CHICKEN TALK 4

Why Did The Chicken Cross The Road?

Ralph Waldo Emerson: It didn't cross the road; it transcended it.

B.F. Skinner:Because the external influences which had pervaded its sensorium from birth had caused it to develop in such a fashion that it would tend to cross roads, even while believing these actions to be of its own free will.

Johann Friedrich Von Goethe: The eternal hen-principle made it do it.

Pyrrho the Skeptic: What road?

Henry David Thoreau:To live deliberately... and suck all the marrow out of life.

David Hume: Out of custom and habit.

Malcom X: It was coming home to roost.

Ludwig Wittgenstein: 
The possibility of crossing was encoded into the objects chicken and road, and circumstances came into being which caused the actualization of this potential occurrence.
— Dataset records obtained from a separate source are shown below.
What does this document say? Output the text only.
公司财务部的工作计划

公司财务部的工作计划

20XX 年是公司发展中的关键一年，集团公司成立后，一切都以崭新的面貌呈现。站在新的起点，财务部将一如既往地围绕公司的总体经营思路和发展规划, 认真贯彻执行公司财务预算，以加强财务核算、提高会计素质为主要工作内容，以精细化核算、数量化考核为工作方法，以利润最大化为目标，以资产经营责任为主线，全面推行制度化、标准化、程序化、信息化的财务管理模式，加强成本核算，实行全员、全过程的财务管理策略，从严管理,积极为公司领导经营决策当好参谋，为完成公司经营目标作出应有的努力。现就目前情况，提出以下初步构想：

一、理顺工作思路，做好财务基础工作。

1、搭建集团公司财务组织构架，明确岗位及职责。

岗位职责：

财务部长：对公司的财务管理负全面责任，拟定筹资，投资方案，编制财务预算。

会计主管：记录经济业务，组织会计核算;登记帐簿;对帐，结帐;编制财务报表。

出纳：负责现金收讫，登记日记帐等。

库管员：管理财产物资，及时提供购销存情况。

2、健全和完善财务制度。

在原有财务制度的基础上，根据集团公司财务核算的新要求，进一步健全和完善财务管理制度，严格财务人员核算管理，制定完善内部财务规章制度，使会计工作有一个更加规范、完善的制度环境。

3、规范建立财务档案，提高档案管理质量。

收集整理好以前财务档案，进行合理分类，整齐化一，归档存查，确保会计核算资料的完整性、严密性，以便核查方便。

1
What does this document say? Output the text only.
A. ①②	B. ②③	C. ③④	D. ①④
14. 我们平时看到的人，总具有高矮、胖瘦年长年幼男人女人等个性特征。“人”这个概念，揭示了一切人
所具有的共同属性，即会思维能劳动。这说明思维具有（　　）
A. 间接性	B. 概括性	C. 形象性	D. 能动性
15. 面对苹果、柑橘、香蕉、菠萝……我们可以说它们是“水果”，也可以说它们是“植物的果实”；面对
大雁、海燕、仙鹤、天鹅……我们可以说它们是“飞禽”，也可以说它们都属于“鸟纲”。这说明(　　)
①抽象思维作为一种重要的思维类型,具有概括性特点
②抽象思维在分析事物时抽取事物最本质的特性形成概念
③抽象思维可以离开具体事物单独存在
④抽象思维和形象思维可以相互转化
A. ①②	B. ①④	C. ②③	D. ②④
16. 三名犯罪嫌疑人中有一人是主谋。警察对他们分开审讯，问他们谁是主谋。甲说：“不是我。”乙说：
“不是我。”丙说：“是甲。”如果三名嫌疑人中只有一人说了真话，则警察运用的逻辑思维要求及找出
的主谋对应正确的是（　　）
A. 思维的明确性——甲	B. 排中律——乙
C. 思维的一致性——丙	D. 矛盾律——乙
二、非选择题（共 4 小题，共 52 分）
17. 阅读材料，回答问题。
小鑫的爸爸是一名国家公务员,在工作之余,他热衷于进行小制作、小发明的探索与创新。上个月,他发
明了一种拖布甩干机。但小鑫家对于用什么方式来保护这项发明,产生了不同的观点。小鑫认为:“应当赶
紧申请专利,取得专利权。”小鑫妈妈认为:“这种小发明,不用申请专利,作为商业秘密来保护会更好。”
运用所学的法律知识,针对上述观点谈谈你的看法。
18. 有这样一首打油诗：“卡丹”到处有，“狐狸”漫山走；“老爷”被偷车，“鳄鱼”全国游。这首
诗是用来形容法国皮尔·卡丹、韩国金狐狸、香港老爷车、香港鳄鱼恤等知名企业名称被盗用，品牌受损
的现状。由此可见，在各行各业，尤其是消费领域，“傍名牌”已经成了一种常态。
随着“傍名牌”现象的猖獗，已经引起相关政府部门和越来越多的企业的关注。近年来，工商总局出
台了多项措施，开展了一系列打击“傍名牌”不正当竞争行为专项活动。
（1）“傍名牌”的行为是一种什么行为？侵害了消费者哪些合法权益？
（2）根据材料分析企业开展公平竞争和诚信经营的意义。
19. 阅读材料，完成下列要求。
John Sun: The Air Force was only too happy to provide the transportation, so quite understandably the chicken availed himself of the opportunity.

The Sphinx: You tell me.

Mark Twain: The news of its crossing has been greatly exaggerated.

Ruskin: For different kinds of good weather.

Addison: For mysterious love and  uncertain treasure.

Policeman: Why didn't you tell me before?

Bride: Because it wants to be married.

Douglas Jerrold: Because it is so fond of ill-luck that it will run half-way to meet it.